Sono stati 2.455 lavoratori irregolari individuati, 971 dei quali totalmente in nero.
I dati sono stati forniti questa mattina, a Pescara, nel corso di una conferenza stampa, da Francesco Colaci, direttore regionale del lavoro dell'Abruzzo.
Nel settore dell'edilizia sono stati ispezionati 1019 cantieri e 1257 aziende. In totale sono state rilevate 679 irregolarità. La metà della aziende, quindi non rispetta le regole.
Inoltre risultano 2987 lavoratori occupati: 453 sono irregolari, 152 in particolare lavorano in nero. Sul fronte delle sanzioni,a livello regionale, ammontano a 2.851.378 euro.
In particolare dall'ufficio del lavoro di Chieti sono state elevate sanzioni pari a 215.405 euro; da quello aquilano ammontano invece a 1.604.423 euro.
Seguono Teramo con sanzioni pari a 620.550 euro e Pescara con 411 mila euro.
Per quanto riguarda i controlli nelle aziende sono state condotte tre
operazioni: "Il Delfino'" (dal 16 luglio al 22 luglio 2007), "La grande muraglia" (dal 12 al 17 novembre) e "La coccinella'" (nei mesi di raccolta olive e uva).
Nel corso della prima operazione sono state ispezionate a Chieti, Pescara e Teramo 173 aziende, 113 sono risultate irregolari.
Inoltre su 1113 lavoratori occupati in queste aziende, 200 sono risultati irregolari e nello specifico 85 in nero.
Nell'ambito di queste ispezioni sono stati emessi 31 provvedimenti penali e 185 amministrativi.
La seconda operazione ha riguardato le zone costiere del teramano, caratterizzate da una forte presenza di cinesi.
Nello specifico tutte le aziende ispezionate (sette) sono risultate irregolari.
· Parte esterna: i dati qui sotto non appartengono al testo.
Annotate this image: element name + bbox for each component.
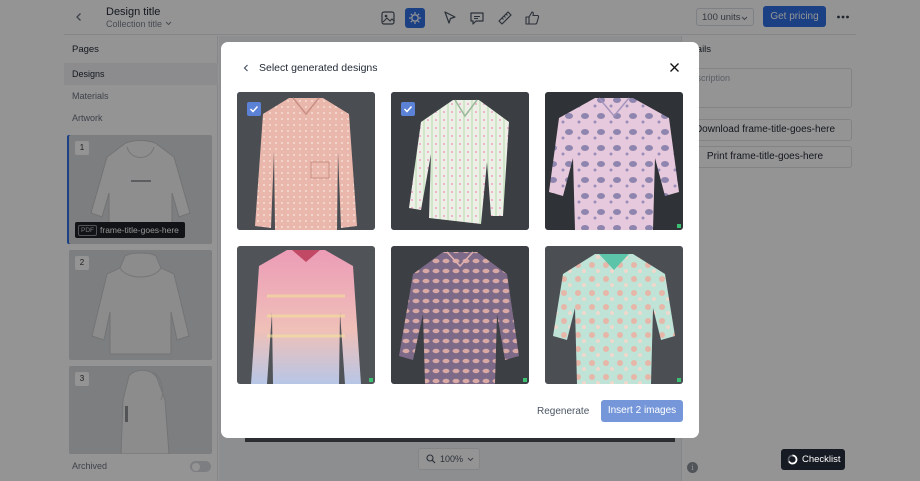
status-dot	[677, 224, 681, 228]
selected-checkbox[interactable]	[401, 102, 415, 116]
status-dot	[677, 378, 681, 382]
regenerate-button[interactable]: Regenerate	[537, 406, 589, 417]
select-designs-modal: Select generated designs Regenerate Inse…	[221, 42, 699, 438]
design-option-2[interactable]	[391, 92, 529, 230]
modal-title: Select generated designs	[259, 62, 378, 74]
back-arrow-icon[interactable]	[241, 63, 251, 73]
paisley-shirt-image	[391, 246, 529, 384]
gradient-shirt-image	[237, 246, 375, 384]
checklist-button[interactable]: Checklist	[781, 449, 845, 470]
design-option-1[interactable]	[237, 92, 375, 230]
insert-images-button[interactable]: Insert 2 images	[601, 400, 683, 422]
mint-floral-shirt-image	[545, 246, 683, 384]
checkmark-icon	[403, 105, 413, 113]
floral-shirt-image	[545, 92, 683, 230]
selected-checkbox[interactable]	[247, 102, 261, 116]
design-option-4[interactable]	[237, 246, 375, 384]
status-dot	[523, 378, 527, 382]
status-dot	[369, 378, 373, 382]
design-option-6[interactable]	[545, 246, 683, 384]
close-icon[interactable]	[669, 62, 680, 73]
checklist-label: Checklist	[802, 454, 841, 465]
design-option-3[interactable]	[545, 92, 683, 230]
progress-ring-icon	[787, 454, 798, 465]
design-option-5[interactable]	[391, 246, 529, 384]
checkmark-icon	[249, 105, 259, 113]
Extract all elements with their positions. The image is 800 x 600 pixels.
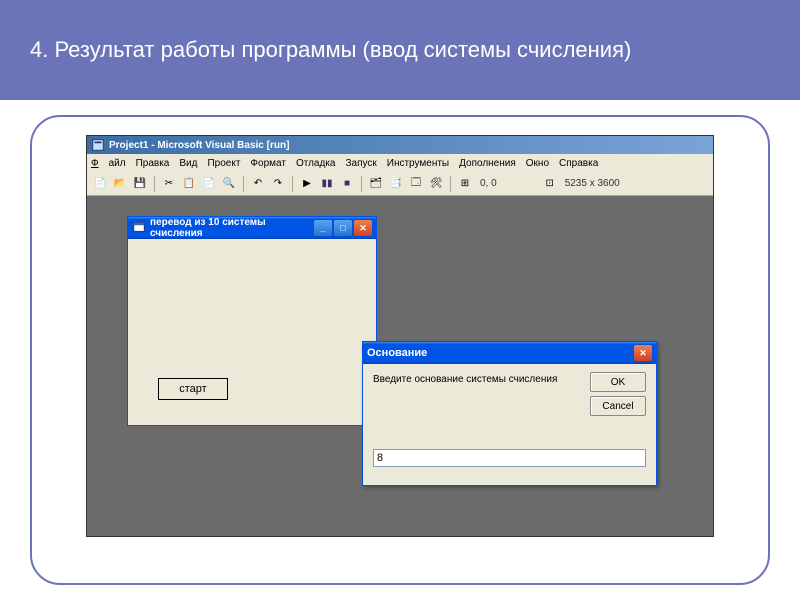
tb-coords-text: 0, 0 [480,178,497,189]
dialog-input[interactable] [373,449,646,467]
dialog-close-icon[interactable]: ✕ [634,345,652,361]
tb-stop-icon[interactable]: ■ [338,175,356,193]
tb-sep [292,176,293,192]
tb-size-text: 5235 x 3600 [565,178,620,189]
tb-toolbox-icon[interactable]: 🛠 [427,175,445,193]
tb-find-icon[interactable]: 🔍 [220,175,238,193]
start-button[interactable]: старт [158,378,228,400]
app-icon [132,220,146,237]
app-window-buttons: _ □ ✕ [314,220,372,236]
menu-addins[interactable]: Дополнения [459,158,516,169]
menu-help[interactable]: Справка [559,158,598,169]
tb-form-icon[interactable]: 🗔 [407,175,425,193]
menu-tools[interactable]: Инструменты [387,158,449,169]
cancel-button-label: Cancel [602,401,633,412]
tb-undo-icon[interactable]: ↶ [249,175,267,193]
ide-title-text: Project1 - Microsoft Visual Basic [run] [109,140,289,151]
close-icon[interactable]: ✕ [354,220,372,236]
tb-size-icon: ⊡ [541,175,559,193]
ide-mdi-area: перевод из 10 системы счисления _ □ ✕ ст… [87,196,713,536]
menu-file[interactable]: ФФайлайл [91,158,126,169]
tb-copy-icon[interactable]: 📋 [180,175,198,193]
cancel-button[interactable]: Cancel [590,396,646,416]
slide-header: 4. Результат работы программы (ввод сист… [0,0,800,100]
app-body: старт [128,239,376,425]
app-titlebar: перевод из 10 системы счисления _ □ ✕ [128,217,376,239]
tb-sep [243,176,244,192]
vb-ide-window: Project1 - Microsoft Visual Basic [run] … [86,135,714,537]
tb-pause-icon[interactable]: ▮▮ [318,175,336,193]
ok-button-label: OK [611,377,625,388]
dialog-titlebar: Основание ✕ [363,342,656,364]
tb-open-icon[interactable]: 📂 [111,175,129,193]
tb-sep [450,176,451,192]
app-window: перевод из 10 системы счисления _ □ ✕ ст… [127,216,377,426]
slide-content: Project1 - Microsoft Visual Basic [run] … [0,100,800,600]
menu-view[interactable]: Вид [179,158,197,169]
menu-project[interactable]: Проект [207,158,240,169]
tb-cut-icon[interactable]: ✂ [160,175,178,193]
tb-props-icon[interactable]: 📑 [387,175,405,193]
tb-coords-icon: ⊞ [456,175,474,193]
tb-redo-icon[interactable]: ↷ [269,175,287,193]
input-dialog: Основание ✕ Введите основание системы сч… [362,341,657,486]
tb-new-icon[interactable]: 📄 [91,175,109,193]
ide-titlebar: Project1 - Microsoft Visual Basic [run] [87,136,713,154]
dialog-body: Введите основание системы счисления OK C… [363,364,656,485]
menu-debug[interactable]: Отладка [296,158,336,169]
tb-sep [361,176,362,192]
slide-title: 4. Результат работы программы (ввод сист… [30,36,631,65]
tb-sep [154,176,155,192]
ide-menubar[interactable]: ФФайлайл Правка Вид Проект Формат Отладк… [87,154,713,172]
tb-run-icon[interactable]: ▶ [298,175,316,193]
tb-save-icon[interactable]: 💾 [131,175,149,193]
dialog-buttons: OK Cancel [590,372,646,416]
start-button-label: старт [179,383,206,395]
minimize-icon[interactable]: _ [314,220,332,236]
dialog-title-text: Основание [367,347,634,359]
menu-format[interactable]: Формат [250,158,286,169]
menu-edit[interactable]: Правка [136,158,170,169]
tb-project-icon[interactable]: 🗂 [367,175,385,193]
ide-toolbar: 📄 📂 💾 ✂ 📋 📄 🔍 ↶ ↷ ▶ ▮▮ ■ 🗂 📑 🗔 🛠 ⊞ 0, 0 [87,172,713,196]
menu-run[interactable]: Запуск [345,158,376,169]
menu-window[interactable]: Окно [526,158,549,169]
tb-paste-icon[interactable]: 📄 [200,175,218,193]
vb-app-icon [91,138,105,152]
ok-button[interactable]: OK [590,372,646,392]
maximize-icon[interactable]: □ [334,220,352,236]
app-title-text: перевод из 10 системы счисления [150,217,314,239]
Inoltre su 27 lavoratori occupati,16 sono irregolari di cui 15 sono in nero.
Nell'ultima operazione invece i controlli sono stati effettuati nel settore dell'agricoltura (nelle zone dell'aquilano e del chietino). In particolare sono state ispezionate 95 aziende: 30 sono risultate irregolari.
Infine su un totale di 376 lavoratori occupati, 183 sono irregolari di cui 38 lavorano nero.